Discourse / Editorials / April 27, 2011

Thoughts from the Embers: Watering holes

At last week’s Senior Meeting at GP’s Lounge, 17 Knox students under the age of 21 were issued tickets for being in a bar as minors. While it may not have been the brightest idea for 17 underage students to show up on a night when a bar would be packed for Senior Meeting (a weekly event for which senior class officers choose a bar downtown at which students 21 and over drink), there are ways that a large bust like this could have been prevented.

Obviously, it would involve preventing underage students from following their of-age friends to bars. There are potentially many ways to do this, but one of them is something the administration probably doesn’t want to hear: sell alcohol on campus to those who are of-age.
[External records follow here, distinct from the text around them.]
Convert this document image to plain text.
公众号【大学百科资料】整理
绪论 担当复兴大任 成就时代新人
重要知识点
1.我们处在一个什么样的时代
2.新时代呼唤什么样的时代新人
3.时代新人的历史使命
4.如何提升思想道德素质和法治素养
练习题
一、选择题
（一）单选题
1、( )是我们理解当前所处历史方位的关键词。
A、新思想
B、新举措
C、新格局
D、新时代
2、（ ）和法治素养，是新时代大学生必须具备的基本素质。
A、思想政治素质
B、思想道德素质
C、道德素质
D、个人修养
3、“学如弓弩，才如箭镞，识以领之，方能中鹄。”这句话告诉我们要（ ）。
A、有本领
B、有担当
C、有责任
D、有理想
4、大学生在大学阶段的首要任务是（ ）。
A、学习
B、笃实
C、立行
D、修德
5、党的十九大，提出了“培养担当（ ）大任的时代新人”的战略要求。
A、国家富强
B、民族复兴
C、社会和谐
In the past, it has seemed like selling liquor on campus to of-age students is a topic that has been completely off the table. But why should it be? The college knows that drinking on campus happens anyway. It happens not only in the out-of-sight places like dorm rooms, but at events, too.

Instead of denying that this happens (which, admittedly, is not something that all administrators do), perhaps the administration should see it as a lucrative opportunity. If there would be a way to sell alcohol during the week in an already-established campus hub, such as the Taylor Student Lounge, it would provide a space where students could enjoy a drink without having to leave their underage friends behind to go to a bar. Other small liberal arts colleges, including fellow Loren Pope-approved life-changer Lawrence University in Appleton, Wisconsin, run campus bars with significant success, both financially and socially.
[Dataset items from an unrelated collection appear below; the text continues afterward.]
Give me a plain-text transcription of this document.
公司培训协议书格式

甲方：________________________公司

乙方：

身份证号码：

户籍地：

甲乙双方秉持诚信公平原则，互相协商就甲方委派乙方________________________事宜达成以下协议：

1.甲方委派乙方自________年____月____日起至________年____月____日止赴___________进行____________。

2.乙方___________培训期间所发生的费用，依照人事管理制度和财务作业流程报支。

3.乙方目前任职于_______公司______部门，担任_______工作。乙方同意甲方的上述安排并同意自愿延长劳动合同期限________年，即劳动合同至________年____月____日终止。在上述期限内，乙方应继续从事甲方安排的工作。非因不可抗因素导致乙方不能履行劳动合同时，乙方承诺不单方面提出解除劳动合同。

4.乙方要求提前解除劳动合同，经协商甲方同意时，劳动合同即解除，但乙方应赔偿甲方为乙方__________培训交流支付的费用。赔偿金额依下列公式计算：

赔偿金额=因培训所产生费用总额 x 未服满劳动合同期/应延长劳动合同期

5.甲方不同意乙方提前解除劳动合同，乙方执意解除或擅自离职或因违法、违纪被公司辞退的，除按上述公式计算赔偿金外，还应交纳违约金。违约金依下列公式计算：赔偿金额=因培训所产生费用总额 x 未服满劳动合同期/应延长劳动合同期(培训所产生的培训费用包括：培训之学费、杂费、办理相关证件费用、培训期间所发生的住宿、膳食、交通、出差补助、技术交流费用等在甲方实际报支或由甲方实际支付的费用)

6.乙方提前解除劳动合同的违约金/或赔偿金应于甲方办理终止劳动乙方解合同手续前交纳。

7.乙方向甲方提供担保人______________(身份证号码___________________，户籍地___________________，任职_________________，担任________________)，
The administration should see this suggestion as a positive way to make some money, which, let’s face it, the college still very much needs. For those who say that students won’t spend money on a drink at a campus bar, think of the money students spend at The Beanhive coffee shop each week. The cost of a cappuccino is comparable to that of a beer. Further, we could explore the possibility of being able to purchase drinks, given that the student are 21, with Dining Dollars or Flex Dollars. After all, anything purchased with a Knox student I.D. seems to many people as something purchased with “fake money.”
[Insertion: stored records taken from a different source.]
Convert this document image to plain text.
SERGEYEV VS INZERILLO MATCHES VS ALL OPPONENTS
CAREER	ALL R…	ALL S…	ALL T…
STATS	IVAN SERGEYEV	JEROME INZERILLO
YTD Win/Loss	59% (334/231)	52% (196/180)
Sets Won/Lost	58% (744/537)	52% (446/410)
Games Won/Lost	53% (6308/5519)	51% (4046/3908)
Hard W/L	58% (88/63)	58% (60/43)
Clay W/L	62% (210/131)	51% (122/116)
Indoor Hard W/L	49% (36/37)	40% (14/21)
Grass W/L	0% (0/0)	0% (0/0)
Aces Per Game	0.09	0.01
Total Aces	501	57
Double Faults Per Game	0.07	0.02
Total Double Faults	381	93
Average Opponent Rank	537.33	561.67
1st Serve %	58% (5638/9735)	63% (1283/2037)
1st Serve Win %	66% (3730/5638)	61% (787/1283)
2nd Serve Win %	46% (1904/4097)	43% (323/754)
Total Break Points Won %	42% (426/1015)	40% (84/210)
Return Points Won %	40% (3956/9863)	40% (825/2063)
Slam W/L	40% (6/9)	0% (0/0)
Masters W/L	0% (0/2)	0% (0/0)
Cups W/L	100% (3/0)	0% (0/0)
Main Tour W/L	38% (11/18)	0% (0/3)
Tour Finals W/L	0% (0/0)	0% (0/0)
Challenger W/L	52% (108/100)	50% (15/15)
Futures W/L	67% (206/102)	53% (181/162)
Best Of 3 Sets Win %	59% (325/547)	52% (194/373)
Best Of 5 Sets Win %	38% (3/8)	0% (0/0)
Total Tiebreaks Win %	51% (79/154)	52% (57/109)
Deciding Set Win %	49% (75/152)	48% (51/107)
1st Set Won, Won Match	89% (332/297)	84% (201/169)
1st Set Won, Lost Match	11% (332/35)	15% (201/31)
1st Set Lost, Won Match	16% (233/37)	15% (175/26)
While there is certainly an argument against creating further reasons for students not to venture off campus and thus increasing the town-gown gap between Galesburg and Knox, those who are 21 will still be able to go to bars when they want. But it would be less alienating to Knox minors if their friends who wanted to drink didn’t have to leave them to go to a bar.

If the administration is prepared to say that it would tarnish Knox’s image if we start serving alcohol, isn’t it more hurtful to our image to have 17 minors ticketed at Senior Meeting, a school-sanctioned event? If the administration is more concerned about combating underage drinking, what better way to do it while protecting Knox’s image than to sell alcohol in a safe and controlled environment? This is not to say that public bars are not safe places, but that students might feel more comfortable being able to drink on campus with their friends instead of venturing (not very far) to a bar where they might not know people or might not feel as comfortable getting themselves home.